E como vê, hoje, a produção de roteiros no Brasil?
Vai ser cada vez mais difícil aparecerem bons roteiristas. Para começar, ele precisa conhecer um bom desenhista. Aí ele tem que lidar com os furos dos desenhista. Para ter uma idéia, tenho quase mil páginas de roteiros inéditos, que nunca foram desenhados porque o desenhista pulou fora no meio do projeto. Pior é quando o cara chega e diz: “faz um roteiro para meu o personagem”. Se o desenhista desistir, aquele material está perdido para sempre, pois você não pode apresentar para outro roteirista. Depois ele tem que lidar com os furos da editora. Tenho pelo menos 20 histórias desenhadas e inéditas. Muitas foram feitas a pedido de editoras, que depois decidiram que não queriam mais esse material...

Mas não tem planos para retomar esses trabalhos pendentes?
No caso dos trabalhos que foram criados a partir de parcerias com certos desenhistas, isso fica difícil. Em alguns casos os desenhistas até me deram autorização para tocar em frente, mas a verdade é que quando a gente escreve o roteiro para determinada pessoa, já faz no estilo dela. O Alan Moore faz uma comparação curiosa com os espetáculos de dança com cavalos. Quem vê, acha que o cavalo está acompanhando a música, mas na verdade, é o músico que está acompanhando os movimentos do cavalo. Por exemplo, eu tinha um personagem cômico chamado Capitão Albatroz, cujas tiras eram desenhadas por um fanzineiro chamado Rovel. Ficava muito bom, mas o Rovel resolveu deixar de fazer quadrinhos e tentei colocar essas histórias para outros desenhistas e não deu certo. Além disso, existem muitos roteiros que nem eu tenho mais cópia, especialmente da época em que eu fazia roteiros em máquina de escrever (e, de burro, entregava o original para o desenhista). Perdi pelo menos umas 30 histórias assim...

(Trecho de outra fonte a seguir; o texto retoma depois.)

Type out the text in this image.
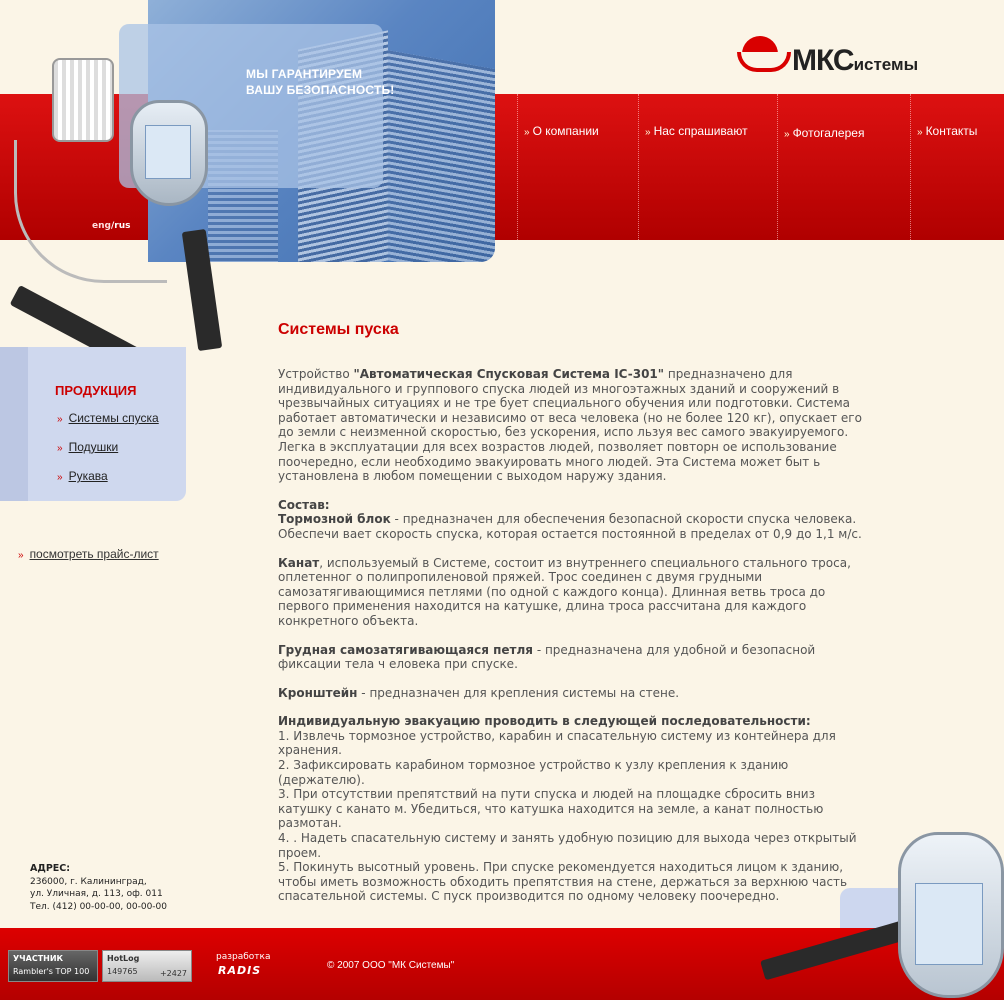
МЫ ГАРАНТИРУЕМ
ВАШУ БЕЗОПАСНОСТЬ!
МКСистемы
» О компании	» Нас спрашивают	» Фотогалерея	» Контакты
eng/rus
ПРОДУКЦИЯ
» Системы спуска
» Подушки
» Рукава
» посмотреть прайс-лист
Системы пуска

Устройство "Автоматическая Спусковая Система IC-301" предназначено для индивидуального и группового спуска людей из многоэтажных зданий и сооружений в чрезвычайных ситуациях и не тре бует специального обучения или подготовки. Система работает автоматически и независимо от веса человека (но не более 120 кг), опускает его до земли с неизменной скоростью, без ускорения, испо льзуя вес самого эвакуируемого. Легка в эксплуатации для всех возрастов людей, позволяет повторн ое использование поочередно, если необходимо эвакуировать много людей. Эта Система может быт ь установлена в любом помещении с выходом наружу здания.

Состав:

Тормозной блок - предназначен для обеспечения безопасной скорости спуска человека. Обеспечи вает скорость спуска, которая остается постоянной в пределах от 0,9 до 1,1 м/с.

Канат, используемый в Системе, состоит из внутреннего специального стального троса, оплетенног о полипропиленовой пряжей. Трос соединен с двумя грудными самозатягивающимися петлями (по одной с каждого конца). Длинная ветвь троса до первого применения находится на катушке, длина троса рассчитана для каждого конкретного объекта.

Грудная самозатягивающаяся петля - предназначена для удобной и безопасной фиксации тела ч еловека при спуске.

Кронштейн - предназначен для крепления системы на стене.

Индивидуальную эвакуацию проводить в следующей последовательности:

1. Извлечь тормозное устройство, карабин и спасательную систему из контейнера для хранения.

2. Зафиксировать карабином тормозное устройство к узлу крепления к зданию (держателю).

3. При отсутствии препятствий на пути спуска и людей на площадке сбросить вниз катушку с канато м. Убедиться, что катушка находится на земле, а канат полностью размотан.

4. . Надеть спасательную систему и занять удобную позицию для выхода через открытый проем.

5. Покинуть высотный уровень. При спуске рекомендуется находиться лицом к зданию, чтобы иметь возможность обходить препятствия на стене, держаться за верхнюю часть спасательной системы. С пуск производится по одному человеку поочередно.

АДРЕС:
236000, г. Калининград,
ул. Уличная, д. 113, оф. 011
Тел. (412) 00-00-00, 00-00-00
УЧАСТНИК
Rambler's TOP 100
HotLog
149765	+2427
разработка
RADIS	© 2007 ООО "МК Системы"
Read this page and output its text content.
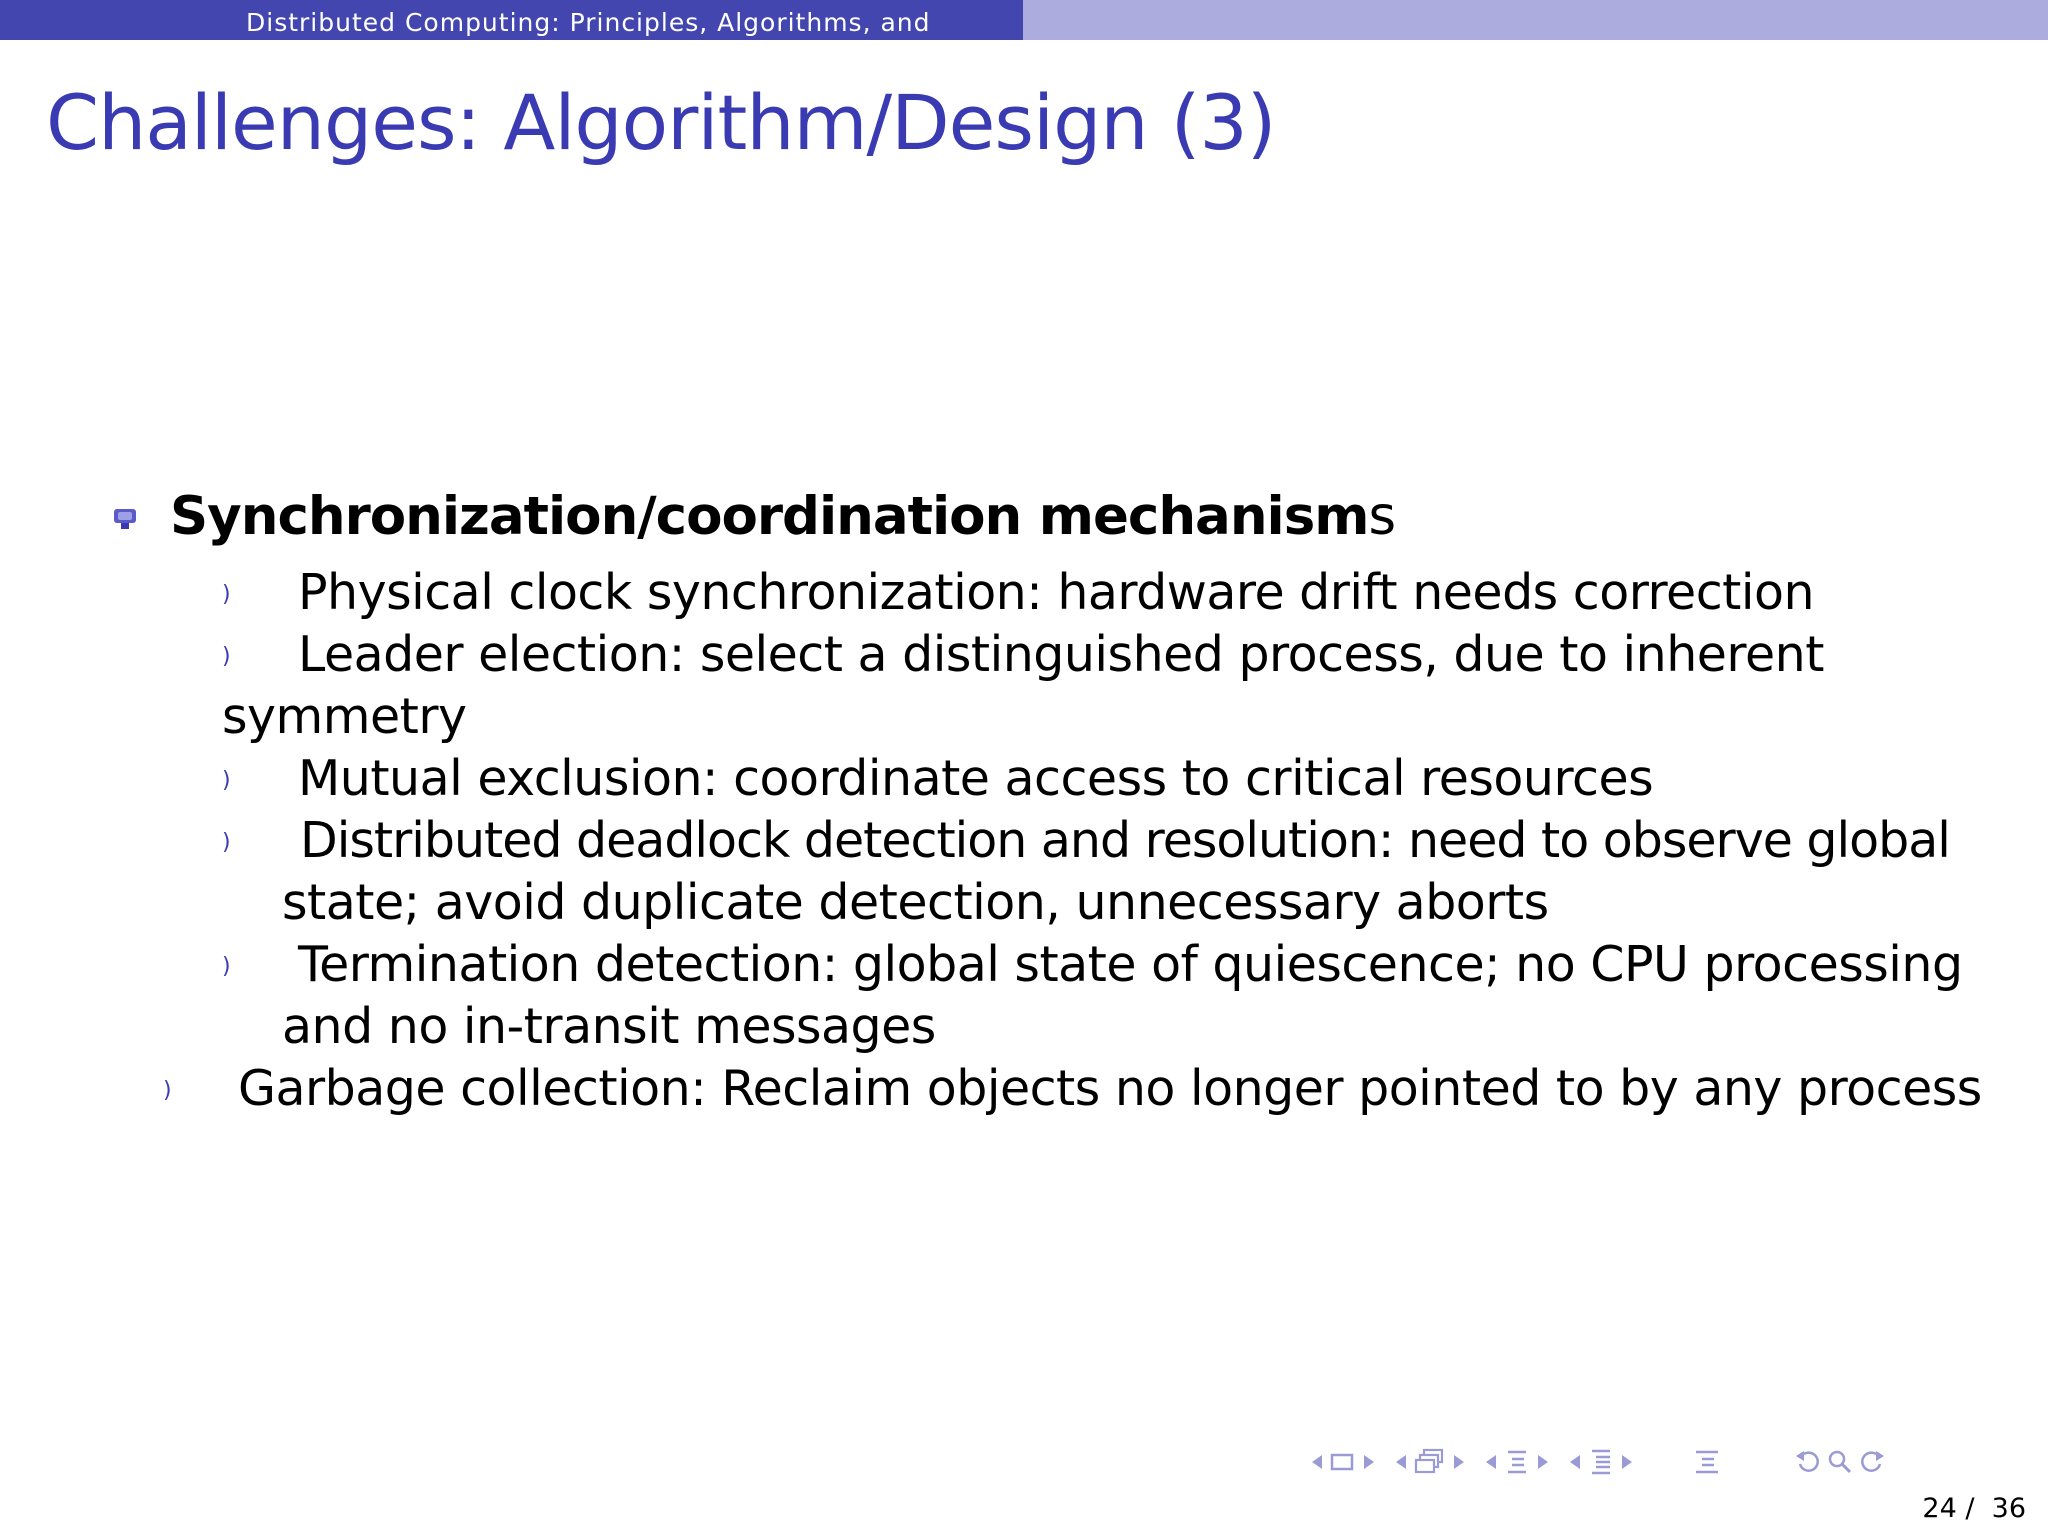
Distributed Computing: Principles, Algorithms, and
Challenges: Algorithm/Design (3)
Synchronization/coordination mechanisms
) Physical clock synchronization: hardware drift needs correction
) Leader election: select a distinguished process, due to inherent
symmetry
) Mutual exclusion: coordinate access to critical resources
) Distributed deadlock detection and resolution: need to observe global
state; avoid duplicate detection, unnecessary aborts
) Termination detection: global state of quiescence; no CPU processing
and no in-transit messages
) Garbage collection: Reclaim objects no longer pointed to by any process
24 /  36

Nos últimos meses, surgiu a possibilidade de vigorar uma lei de incentivo aos quadrinhos nacionais. Você apóia ou discorda dessa lei?
Acho ótimo. Estou torcendo para que essa lei seja aprovada. Dou só um exemplo: o DOC TV, um concurso oficial que patrocina a produção de documentários fez ressurgir o documentário no Brasil. Leis desse tipo podem sim, ajudar.

Quando você produz uma HQ, sua preocupação é criar algo reflexivo ou apenas um bom entretenimento?
Minha preocupação é criar bom entretenimento. A mensagem vem junto. Claro, cada HQ é sobre um assunto, e você pode falar de filosofia a física quântica numa HQ, mas a diversão deve vir em primeiro plano. Aliás, um desenhista com que estou fazendo um projeto recentemente diz que o legal é que eu não fico tentando fazer uma obra-prima a cada quadrinho, mas só contar uma boa história. Não acho que Alan Moore estava pensando em criar uma obra-prima quando fez “Monstro do Pântano”. Ele só queria contar uma boa história, que tivesse alguma ressonância em seus leitores.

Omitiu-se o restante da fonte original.